É o caso de um de seus maiores sucessos, Marcelo, Marmelo, Martelo, sobre o garoto que questiona os nomes dados aos objetos: por que cadeira se chama cadeira? E por que ele não pode se chamar marmelo ou mesmo martelo? Os censores da época não perceberam embutida uma genial crítica à falta de liberdade.

Já em O Reizinho Mandão, Ruth foi mais longe, quase beirando o protesto explícito ao mostrar um reino em que ninguém é feliz por conta de um monarca autoritário. A provocação chegou a intimidar certas escolas que, temerosas, vetaram a leitura do livro por seus alunos.

A força da obra, aliás, perdura ao longo dos anos. Em recente debate em uma escola pública, um menino insistiu que o reizinho era, na verdade, o presidente da República. "Respondi que não necessariamente, podia ser o pai ou mesmo um irmão mais velho, mas ele bateu o pé que era o presidente."

Em 40 anos de carreira, a escritora percebeu ganhos e perdas na educação infantil. A internet, por exemplo, é um instrumento de comunicação maravilhoso, mas pode perigosamente modificar o poder de concentração da criança. "Notei que, com o tempo, as crianças vêm perdendo sua capacidade de abstração", comenta. "Assim, em minhas histórias, prefiro não falar sobre sentimentos, pois o que os leitores mirins querem é ação, uma história concreta."

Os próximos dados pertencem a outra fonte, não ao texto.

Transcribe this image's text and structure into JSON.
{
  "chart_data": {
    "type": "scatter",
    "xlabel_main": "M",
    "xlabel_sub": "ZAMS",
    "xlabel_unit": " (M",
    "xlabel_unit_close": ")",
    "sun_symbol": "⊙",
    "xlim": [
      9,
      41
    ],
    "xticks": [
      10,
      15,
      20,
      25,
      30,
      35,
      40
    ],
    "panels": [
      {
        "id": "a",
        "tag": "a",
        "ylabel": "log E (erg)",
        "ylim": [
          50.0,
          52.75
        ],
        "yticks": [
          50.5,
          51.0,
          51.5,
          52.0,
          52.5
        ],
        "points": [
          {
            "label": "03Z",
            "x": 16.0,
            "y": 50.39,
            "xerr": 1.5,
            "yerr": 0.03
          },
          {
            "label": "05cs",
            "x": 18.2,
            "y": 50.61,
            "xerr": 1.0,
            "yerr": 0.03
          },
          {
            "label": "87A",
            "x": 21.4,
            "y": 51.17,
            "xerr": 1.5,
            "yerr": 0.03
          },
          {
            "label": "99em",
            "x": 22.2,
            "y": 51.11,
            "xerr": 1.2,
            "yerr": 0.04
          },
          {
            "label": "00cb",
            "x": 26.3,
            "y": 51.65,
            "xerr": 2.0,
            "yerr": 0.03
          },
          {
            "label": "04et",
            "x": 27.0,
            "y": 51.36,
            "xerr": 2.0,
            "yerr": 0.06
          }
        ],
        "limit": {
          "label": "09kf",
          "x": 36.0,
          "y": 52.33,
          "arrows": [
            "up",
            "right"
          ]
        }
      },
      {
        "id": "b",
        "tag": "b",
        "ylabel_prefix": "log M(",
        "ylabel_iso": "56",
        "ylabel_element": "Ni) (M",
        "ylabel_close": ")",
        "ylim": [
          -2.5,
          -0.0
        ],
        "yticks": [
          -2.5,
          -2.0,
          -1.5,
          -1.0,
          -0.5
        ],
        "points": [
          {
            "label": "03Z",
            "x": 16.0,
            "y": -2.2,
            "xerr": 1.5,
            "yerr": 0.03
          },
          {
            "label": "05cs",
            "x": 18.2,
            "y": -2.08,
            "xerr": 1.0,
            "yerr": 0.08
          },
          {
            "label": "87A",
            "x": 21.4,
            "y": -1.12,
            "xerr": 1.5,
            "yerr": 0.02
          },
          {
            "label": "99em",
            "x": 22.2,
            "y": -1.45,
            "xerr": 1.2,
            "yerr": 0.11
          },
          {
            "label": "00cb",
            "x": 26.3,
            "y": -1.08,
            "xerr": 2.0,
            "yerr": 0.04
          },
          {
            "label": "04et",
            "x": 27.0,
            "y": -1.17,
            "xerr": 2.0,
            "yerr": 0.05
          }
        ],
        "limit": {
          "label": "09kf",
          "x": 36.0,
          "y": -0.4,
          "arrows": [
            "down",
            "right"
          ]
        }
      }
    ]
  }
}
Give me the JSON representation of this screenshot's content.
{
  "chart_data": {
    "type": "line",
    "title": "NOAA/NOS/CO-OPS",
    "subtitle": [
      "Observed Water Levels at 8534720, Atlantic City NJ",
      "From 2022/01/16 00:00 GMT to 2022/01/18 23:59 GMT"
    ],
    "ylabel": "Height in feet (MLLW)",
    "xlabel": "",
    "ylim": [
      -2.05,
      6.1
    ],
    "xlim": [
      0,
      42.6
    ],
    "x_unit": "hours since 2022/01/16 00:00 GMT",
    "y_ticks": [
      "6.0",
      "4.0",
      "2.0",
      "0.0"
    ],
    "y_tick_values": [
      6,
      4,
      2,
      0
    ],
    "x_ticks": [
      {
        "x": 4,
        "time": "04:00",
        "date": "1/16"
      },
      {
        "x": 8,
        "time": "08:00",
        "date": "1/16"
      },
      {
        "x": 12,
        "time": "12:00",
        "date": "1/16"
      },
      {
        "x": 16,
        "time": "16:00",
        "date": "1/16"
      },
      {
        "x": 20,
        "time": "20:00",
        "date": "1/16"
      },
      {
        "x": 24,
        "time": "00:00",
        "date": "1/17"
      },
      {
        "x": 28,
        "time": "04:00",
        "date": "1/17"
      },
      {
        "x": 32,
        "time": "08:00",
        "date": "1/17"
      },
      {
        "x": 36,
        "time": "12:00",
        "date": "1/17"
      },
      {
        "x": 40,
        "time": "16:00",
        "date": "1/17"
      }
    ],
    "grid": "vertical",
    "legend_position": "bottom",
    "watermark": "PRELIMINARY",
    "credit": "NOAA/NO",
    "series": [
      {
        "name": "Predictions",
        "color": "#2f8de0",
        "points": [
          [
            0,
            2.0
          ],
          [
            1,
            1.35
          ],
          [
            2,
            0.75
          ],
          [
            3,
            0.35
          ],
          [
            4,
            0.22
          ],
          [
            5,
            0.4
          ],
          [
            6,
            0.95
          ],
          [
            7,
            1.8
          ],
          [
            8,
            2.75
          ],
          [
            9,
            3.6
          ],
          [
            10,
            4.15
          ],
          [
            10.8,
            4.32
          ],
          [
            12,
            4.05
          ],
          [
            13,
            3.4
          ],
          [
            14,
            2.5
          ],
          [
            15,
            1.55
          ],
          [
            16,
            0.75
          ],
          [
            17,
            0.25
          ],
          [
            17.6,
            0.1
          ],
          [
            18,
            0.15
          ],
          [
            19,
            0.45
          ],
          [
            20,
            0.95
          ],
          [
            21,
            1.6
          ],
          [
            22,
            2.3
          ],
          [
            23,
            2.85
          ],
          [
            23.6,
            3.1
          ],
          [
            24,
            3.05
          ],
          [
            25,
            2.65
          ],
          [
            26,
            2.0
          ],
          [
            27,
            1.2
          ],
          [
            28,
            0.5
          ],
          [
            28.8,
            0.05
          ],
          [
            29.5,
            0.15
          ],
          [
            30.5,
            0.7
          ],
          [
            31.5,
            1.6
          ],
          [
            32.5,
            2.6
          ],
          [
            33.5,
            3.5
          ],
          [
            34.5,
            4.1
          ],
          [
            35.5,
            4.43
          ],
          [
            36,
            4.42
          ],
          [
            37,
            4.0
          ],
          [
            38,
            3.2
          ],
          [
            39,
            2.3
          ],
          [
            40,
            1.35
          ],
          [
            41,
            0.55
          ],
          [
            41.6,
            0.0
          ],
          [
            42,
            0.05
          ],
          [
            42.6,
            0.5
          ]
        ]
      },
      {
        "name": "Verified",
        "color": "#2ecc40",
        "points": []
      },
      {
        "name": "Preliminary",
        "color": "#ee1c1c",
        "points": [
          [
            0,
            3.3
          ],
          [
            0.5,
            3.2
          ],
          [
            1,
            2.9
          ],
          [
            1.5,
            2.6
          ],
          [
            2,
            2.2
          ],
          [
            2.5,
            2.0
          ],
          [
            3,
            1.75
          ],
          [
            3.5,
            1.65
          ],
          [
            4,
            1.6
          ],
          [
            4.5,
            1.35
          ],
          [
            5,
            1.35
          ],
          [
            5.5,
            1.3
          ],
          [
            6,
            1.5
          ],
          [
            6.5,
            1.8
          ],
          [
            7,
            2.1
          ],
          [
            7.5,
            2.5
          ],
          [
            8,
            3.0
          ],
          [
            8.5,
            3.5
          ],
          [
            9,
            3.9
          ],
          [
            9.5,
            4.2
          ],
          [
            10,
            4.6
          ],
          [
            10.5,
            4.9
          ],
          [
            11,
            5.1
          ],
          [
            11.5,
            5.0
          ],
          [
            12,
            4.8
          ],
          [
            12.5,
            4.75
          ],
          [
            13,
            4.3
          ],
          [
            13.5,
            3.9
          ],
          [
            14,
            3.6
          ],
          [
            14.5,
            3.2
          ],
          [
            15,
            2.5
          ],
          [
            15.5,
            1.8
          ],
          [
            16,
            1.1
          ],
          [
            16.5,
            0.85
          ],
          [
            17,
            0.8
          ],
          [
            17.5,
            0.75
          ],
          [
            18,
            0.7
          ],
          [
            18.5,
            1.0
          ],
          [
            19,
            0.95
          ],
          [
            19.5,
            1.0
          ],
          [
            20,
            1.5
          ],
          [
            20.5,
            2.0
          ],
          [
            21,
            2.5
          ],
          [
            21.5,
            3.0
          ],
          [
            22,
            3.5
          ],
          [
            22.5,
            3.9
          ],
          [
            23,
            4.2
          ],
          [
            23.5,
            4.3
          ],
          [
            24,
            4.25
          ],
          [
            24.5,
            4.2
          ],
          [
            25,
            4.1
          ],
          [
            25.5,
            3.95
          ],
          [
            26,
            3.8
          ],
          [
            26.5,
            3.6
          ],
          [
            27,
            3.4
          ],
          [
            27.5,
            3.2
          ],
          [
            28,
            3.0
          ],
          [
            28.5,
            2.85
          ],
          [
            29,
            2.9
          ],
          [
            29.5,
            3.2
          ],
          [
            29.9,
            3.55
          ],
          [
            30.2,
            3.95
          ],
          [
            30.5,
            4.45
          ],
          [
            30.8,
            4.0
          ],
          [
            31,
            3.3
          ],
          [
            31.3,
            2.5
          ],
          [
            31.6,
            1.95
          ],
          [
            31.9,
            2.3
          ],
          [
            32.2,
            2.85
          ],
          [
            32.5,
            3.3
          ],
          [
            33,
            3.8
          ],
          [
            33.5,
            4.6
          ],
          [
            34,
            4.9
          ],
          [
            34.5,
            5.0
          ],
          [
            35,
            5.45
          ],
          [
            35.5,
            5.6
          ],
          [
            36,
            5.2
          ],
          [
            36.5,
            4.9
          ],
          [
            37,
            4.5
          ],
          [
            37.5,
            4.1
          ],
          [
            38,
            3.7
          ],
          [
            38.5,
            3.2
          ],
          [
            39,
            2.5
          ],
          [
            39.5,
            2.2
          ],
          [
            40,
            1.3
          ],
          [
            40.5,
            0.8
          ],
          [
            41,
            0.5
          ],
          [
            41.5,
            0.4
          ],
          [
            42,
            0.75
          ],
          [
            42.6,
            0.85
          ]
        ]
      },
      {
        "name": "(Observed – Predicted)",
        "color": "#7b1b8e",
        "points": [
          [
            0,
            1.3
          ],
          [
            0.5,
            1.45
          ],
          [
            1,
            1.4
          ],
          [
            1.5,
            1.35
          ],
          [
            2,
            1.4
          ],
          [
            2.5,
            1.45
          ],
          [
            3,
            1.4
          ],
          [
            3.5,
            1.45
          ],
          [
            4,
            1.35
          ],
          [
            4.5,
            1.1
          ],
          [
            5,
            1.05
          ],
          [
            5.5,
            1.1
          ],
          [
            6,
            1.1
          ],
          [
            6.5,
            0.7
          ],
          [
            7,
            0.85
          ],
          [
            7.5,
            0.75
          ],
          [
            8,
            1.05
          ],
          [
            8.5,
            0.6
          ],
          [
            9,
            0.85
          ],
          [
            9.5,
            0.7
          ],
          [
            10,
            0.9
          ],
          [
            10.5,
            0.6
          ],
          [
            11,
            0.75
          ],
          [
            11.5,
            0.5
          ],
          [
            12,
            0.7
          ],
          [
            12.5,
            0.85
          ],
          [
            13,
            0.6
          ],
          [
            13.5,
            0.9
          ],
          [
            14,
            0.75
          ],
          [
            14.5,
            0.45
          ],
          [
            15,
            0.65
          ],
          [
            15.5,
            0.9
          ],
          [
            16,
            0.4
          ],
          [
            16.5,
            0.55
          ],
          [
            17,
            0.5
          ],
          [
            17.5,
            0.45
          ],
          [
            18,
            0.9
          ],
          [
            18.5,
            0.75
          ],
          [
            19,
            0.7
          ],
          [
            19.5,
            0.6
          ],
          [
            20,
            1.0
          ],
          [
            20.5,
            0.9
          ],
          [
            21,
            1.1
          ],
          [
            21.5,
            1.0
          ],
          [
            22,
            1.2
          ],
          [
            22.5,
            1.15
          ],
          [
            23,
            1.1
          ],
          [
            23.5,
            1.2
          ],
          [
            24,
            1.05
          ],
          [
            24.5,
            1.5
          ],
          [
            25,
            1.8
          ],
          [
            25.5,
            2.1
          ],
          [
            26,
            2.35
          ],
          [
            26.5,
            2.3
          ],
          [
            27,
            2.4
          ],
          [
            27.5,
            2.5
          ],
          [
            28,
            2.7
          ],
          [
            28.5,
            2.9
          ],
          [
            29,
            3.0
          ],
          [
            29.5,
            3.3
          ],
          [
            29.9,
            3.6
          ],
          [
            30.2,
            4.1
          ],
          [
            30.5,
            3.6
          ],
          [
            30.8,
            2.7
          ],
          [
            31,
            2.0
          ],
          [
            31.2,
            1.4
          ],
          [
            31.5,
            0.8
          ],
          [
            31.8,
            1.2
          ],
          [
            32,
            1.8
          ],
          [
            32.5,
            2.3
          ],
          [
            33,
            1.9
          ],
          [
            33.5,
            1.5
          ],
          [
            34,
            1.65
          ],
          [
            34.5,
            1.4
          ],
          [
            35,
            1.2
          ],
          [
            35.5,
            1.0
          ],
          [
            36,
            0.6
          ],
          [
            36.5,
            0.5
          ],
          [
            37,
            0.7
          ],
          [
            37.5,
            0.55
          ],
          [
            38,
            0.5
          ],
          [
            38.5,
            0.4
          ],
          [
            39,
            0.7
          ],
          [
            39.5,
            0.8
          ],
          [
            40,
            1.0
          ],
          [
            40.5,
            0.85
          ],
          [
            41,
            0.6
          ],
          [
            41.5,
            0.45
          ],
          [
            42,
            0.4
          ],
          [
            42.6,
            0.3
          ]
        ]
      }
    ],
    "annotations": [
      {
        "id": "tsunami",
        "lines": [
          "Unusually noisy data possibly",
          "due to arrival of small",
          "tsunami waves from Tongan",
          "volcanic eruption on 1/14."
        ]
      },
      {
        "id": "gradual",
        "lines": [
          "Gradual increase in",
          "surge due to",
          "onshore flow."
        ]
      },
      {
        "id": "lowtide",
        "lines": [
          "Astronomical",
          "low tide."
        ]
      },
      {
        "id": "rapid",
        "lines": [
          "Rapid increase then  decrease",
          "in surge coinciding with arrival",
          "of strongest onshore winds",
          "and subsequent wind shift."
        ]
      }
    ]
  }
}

Ela também mantém o hábito de não criar personagens sofredores. "Não se deve cultivar o pessimismo em crianças", prega. "Claro que existem histórias tristes, mas nenhuma deve fechar com problemas insolúveis. O melhor é abrir caminhos e não fechar. Para a criança, é preferível inspirar a esperança."

A escritora que passou uma infância saudável (cercada de histórias contadas pelo avô Ioiô e pela mãe), que já vendeu milhões de exemplares, que tem livros traduzidos até para o urdu (língua literária do Paquistão), enfim, que é querida por seu público, continua valorizando a criança como um ser inteligente e dotado de espírito crítico.